Method A: Entra Admin Center

  1. Navigate to Microsoft Entra admin center (https://entra.microsoft.com)
  2. Go to IdentityApplicationsEnterprise applications
  3. Click ActivitySign-ins
  4. Filter by Application and review last sign-in dates
  5. Look for applications with no recent activity

Method B: PowerShell Comprehensive Analysis

# Connect to Microsoft Graph
Connect-MgGraph -Scopes "Application.Read.All", "AuditLog.Read.All", "Directory.Read.All"

# Set inactivity threshold
$inactivityDays = 90
$cutoffDate = (Get-Date).AddDays(-$inactivityDays)

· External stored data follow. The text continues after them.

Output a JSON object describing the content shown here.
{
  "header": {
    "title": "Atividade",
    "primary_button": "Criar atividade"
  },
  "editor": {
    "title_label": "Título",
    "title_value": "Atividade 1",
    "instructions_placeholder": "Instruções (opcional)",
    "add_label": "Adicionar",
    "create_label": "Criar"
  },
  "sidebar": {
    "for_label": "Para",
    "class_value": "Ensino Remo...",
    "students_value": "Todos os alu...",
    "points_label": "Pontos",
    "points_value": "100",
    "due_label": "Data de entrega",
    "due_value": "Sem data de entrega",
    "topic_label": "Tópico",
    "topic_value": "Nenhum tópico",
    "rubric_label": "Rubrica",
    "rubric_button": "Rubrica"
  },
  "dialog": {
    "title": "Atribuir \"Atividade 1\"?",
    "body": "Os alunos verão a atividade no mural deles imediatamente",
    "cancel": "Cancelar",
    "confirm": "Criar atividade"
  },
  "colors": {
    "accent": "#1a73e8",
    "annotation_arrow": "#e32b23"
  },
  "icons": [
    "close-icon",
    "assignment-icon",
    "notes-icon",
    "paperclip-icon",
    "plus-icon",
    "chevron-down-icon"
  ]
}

# Get all service principals
$servicePrincipals = Get-MgServicePrincipal -All

$results = @()

foreach ($sp in $servicePrincipals) {
    # Skip Microsoft first-party apps (they may not have typical sign-in patterns)
    if ($sp.AppOwnerOrganizationId -eq "f8cdef31-a31e-4b4a-93e4-5f571e91255a") {
        continue # Microsoft's tenant ID
    }

    # Get last sign-in activity
    try {
        $signIns = Get-MgAuditLogSignIn -Filter "appId eq '$($sp.AppId)'" -Top 1 -OrderBy "createdDateTime desc" -ErrorAction SilentlyContinue
        $lastSignIn = $signIns.CreatedDateTime
    }
    catch {
        $lastSignIn = $null
    }

    # Determine status
    $daysSinceActivity = if ($lastSignIn) { ((Get-Date) - $lastSignIn).Days } else { 999 }

    $status = switch ($daysSinceActivity) {
        { $_ -lt 30 } { "Active" }
        { $_ -lt 60 } { "Monitor" }
        { $_ -lt 90 } { "Investigate" }
        { $_ -lt 180 } { "Disable Candidate" }
        default { "Delete Candidate" }
    }

    if ($daysSinceActivity -ge 60) {
        # Get owners for notification
        $owners = Get-MgServicePrincipalOwner -ServicePrincipalId $sp.Id -ErrorAction SilentlyContinue
        $ownerEmails = ($owners | ForEach-Object {
            $user = Get-MgUser -UserId $_.Id -ErrorAction SilentlyContinue
            $user.Mail
        }) -join "; "

        # Get permissions for risk assessment
        $appRoles = Get-MgServicePrincipalAppRoleAssignment -ServicePrincipalId $sp.Id
        $permissionCount = $appRoles.Count

        $results += [PSCustomObject]@{
            DisplayName = $sp.DisplayName
            AppId = $sp.AppId
            ServicePrincipalId = $sp.Id
            CreatedDateTime = $sp.CreatedDateTime
            LastSignIn = $lastSignIn
            DaysSinceActivity = $daysSinceActivity
            Status = $status
            PermissionCount = $permissionCount
            Owners = $ownerEmails
            Enabled = $sp.AccountEnabled
            AppType = $sp.ServicePrincipalType
        }
    }
}

# Display results
$results | Sort-Object DaysSinceActivity -Descending | Format-Table DisplayName, DaysSinceActivity, Status, PermissionCount, Enabled -AutoSize

# Export for review
$results | Export-Csv -Path "UnusedServicePrincipals.csv" -NoTypeInformation

Write-Host "`nSummary:"
Write-Host "Monitor (30-60 days): $($results | Where-Object Status -eq 'Monitor' | Measure-Object | Select-Object -ExpandProperty Count)"
Write-Host "Investigate (60-90 days): $($results | Where-Object Status -eq 'Investigate' | Measure-Object | Select-Object -ExpandProperty Count)"
Write-Host "Disable Candidates (90-180 days): $($results | Where-Object Status -eq 'Disable Candidate' | Measure-Object | Select-Object -ExpandProperty Count)"
Write-Host "Delete Candidates (180+ days): $($results | Where-Object Status -eq 'Delete Candidate' | Measure-Object | Select-Object -ExpandProperty Count)"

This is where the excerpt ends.